Our recent research explored the market for service providers that help their customers design, develop, implement, and operate cognitive assistants; we found that cognitive assistants have applicability across many industries and use cases. For example, travel agents are using cognitive assistants in combination to analyze travel information and natural language understanding and processing to provide intelligent travel choices for customers. This enables agents to focus their energy on the more unique nuances of travel planning and, as a result, customers experience personalized and efficient booking. Similarly, a gaming company uses cognitive assistants to help weed out would-be “phishers” who prey on live representatives and try to trick them into leaking customer data. A cognitive assistant could become a knowledge partner in the healthcare industry; physicians, nurses, researchers, and others can locate, present, and apply the most current clinical knowledge for improved clinician efficiency and capacity and quality care. In financial services, cognitive assistants have the potential help banks to address risk and fraud management more effectively.
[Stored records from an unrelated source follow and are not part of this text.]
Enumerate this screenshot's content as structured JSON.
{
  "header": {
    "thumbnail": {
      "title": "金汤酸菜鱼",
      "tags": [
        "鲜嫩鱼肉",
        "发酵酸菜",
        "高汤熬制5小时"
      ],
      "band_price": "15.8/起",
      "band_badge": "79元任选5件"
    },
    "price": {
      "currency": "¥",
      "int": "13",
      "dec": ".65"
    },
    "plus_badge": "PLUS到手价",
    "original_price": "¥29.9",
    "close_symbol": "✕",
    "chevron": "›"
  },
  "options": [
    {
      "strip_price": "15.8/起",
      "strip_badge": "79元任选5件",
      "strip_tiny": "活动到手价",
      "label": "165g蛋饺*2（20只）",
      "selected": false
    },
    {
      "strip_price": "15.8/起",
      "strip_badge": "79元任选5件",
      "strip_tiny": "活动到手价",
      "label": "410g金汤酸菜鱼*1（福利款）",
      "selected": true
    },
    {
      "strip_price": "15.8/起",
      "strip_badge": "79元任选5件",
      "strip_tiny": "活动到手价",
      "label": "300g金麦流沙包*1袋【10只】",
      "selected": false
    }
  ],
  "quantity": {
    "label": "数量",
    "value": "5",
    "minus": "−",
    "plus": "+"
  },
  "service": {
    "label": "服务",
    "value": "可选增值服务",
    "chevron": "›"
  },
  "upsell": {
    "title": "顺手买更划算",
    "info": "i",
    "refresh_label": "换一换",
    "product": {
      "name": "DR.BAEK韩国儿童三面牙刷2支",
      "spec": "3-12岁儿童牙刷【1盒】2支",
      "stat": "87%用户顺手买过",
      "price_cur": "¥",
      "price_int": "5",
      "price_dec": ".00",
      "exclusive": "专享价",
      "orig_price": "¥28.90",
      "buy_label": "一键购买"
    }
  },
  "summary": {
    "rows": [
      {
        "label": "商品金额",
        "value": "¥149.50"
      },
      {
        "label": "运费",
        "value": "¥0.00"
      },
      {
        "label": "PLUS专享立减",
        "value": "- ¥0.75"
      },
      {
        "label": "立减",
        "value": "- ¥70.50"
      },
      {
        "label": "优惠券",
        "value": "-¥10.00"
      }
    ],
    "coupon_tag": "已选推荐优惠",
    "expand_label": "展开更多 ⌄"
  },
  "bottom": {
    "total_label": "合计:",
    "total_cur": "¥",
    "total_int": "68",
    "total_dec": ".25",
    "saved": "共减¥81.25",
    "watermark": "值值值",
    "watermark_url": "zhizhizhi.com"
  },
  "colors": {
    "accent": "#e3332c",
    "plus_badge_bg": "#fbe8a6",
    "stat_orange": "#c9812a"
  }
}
Exhibit 5 lists a few compelling examples of cognitive assistant usage from service providers and their customers; they showcase the breadth of use cases and outcomes possible.


Exhibit 5: Examples of cognitive assistants in production



How to approach cognitive assistant services


  • Leverage service provider expertise. Developing these problem and opportunity cases and implementing and operating this kind of conversational automation is where the demand for service provider expertise comes in. Enterprise business leaders are faced with the task of digital transformation but are struggling to get beyond the challenges of hype, a lack of digital mindsets, and the need to figure out the right problems and opportunities for applying these technologies. They often lack both the internal talent and the vision to understand what they want to use the technology to accomplish and what new metrics to use. As the head of AI strategy for a European bank lamented, “I’ve struggled with seeing this (cognitive assistants) as a pure cost savings effort. It’s much more about the customer experience, but how do you measure that?”
  • Focus on augmentation rather than replacement. Automation tools can often replace a human interaction—we see this a lot in self-service, especially in the case of straightforward, focused inquiries. Tools can typically free the employee to do something less transactional, more valuable to the customer, and more “human.” However, with cognitive assistants, the capabilities are more powerful and therefore more nuanced. Generally, the successful use cases we’ve seen are about making live agents more efficient and effective; often that means that the bot is working side-by-side with the employee as a kind of assistant, synthesizing and presenting data, aimed at making their lives easier and processes more intelligent and agile.
  • The success of cognitive agents is more about culture than technology. An unwillingness to change and let go of past investments is often what is holding back businesses from experimenting with or successfully implementing cognitive agents. When investing in cognitive solutions, some of the primary issues to be addressed are change management, cultural re-alignment, and a shift in talent requirements. Those who have successfully implemented cognitive agents spoke of the need for transparency and being clear about the anticipated business outcomes. Business leaders need to be focused on employee impact and demonstrate how cognitive agents can enhance their jobs, not diminish or eliminate them. It is necessary to place employees, as much as customers, at the center of any digital business transformation, to ensure that culture, values, talent, and business process expertise are not lost amid the changes.


Bottom line: Cognitive assistant technology is here—now enterprises must apply it to the right business problems and opportunities.